Причиной этого, по-видимому, является сам исторический ход российской цивилизации, заложенный в строении каждого ее актуального культурного механизма в виде «перевернутой архитектоники» данной культуры, который поневоле выступает в качестве фактора исторического торможения. Так, применительно к современной социокультурной ситуации, иерархия культурных механизмов России выглядит следующим образом. Исторические возможности лежащей на поверхности культуры конвергенции «снимались» более глубинной памятью о селекции; возможности жесткой селекции ограничивались апелляцией к всеобъемлющему культурному синтезу, культурный синтез приходил к своему фактическому самоотрицанию через гипертрофию дивергенции; последняя осуществлялась в тайной надежде на достижение кумулятивных идеалов культурно-исторического развития, а потому никогда не могла быть до конца последовательной. Таким образом, культурно-историческая память о прошлом во многом предопределяет тенденции дальнейшего цивилизационного развития России.
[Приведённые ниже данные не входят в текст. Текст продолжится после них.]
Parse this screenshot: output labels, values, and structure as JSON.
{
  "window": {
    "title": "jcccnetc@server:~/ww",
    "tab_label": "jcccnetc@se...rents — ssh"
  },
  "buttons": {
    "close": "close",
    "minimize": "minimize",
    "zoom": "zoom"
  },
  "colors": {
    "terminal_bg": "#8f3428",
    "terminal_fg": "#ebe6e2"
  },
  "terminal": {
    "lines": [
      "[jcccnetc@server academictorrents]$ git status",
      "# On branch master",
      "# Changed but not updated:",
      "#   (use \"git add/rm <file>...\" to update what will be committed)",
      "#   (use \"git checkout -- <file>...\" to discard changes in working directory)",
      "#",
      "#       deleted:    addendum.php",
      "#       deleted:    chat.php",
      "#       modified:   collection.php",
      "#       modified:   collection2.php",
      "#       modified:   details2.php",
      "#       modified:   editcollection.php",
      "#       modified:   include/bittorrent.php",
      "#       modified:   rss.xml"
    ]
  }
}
Подобная логика «обратного историзма», осложненного перепадами перманентного «отрицания отрицания» (при смене культурных механизмов), во многом блокирует телеологию российской истории, придавая ей на современном этапе характер «распутья», т.е. организационного и ценностно-смыслового хаоса. При этом попытки «упорядочения» хаоса, как правило, были связаны с массовыми ожиданиями «движения вспять», интенциями «возвращения» к конфигурациям прошлого – по ступеням «перевернутой пирамиды» архитектонического целого и семантического «упрощения» культуры, т.е. с совершенно нереальными, утопическими перспективами отечественной истории. Подобная рефлексия цивилизационного развития России связывает представления о ее «бытии» с попятным историческим развитием, а представления о ее «небытии» – с осуществлением модернизационных процессов, превращающих культурно-цивилизационную самобытность России в далекую периферию европейской или какой-либо иной цивилизации.
Дальнейшая судьба и историческая развязка российской цивилизации находятся во власти множества случайностей и стечения различных обстоятельств, т.е. несут на себе печать глубоко укорененной в семантике русской культуры и, возможно, непреодолимой в принципе «смысловой неопределенности». В этом случае дальнейшее развитие России (или того, что от нее останется) может лежать в русле общеевропейской или евроатлантической цивилизации или, что пока менее вероятно, в русле одной из восточных цивилизаций – исламской или, скажем, китайской.
Однако подобные вопросы выходят за пределы нашего курса и требуют проведения особых демографических, социологических, политологических, культурно-исторических и иных исследований, которые позволят делать обоснованные исторические прогнозы и избежать голословных утверждений и оценок как дело безответственное и неблагодарное.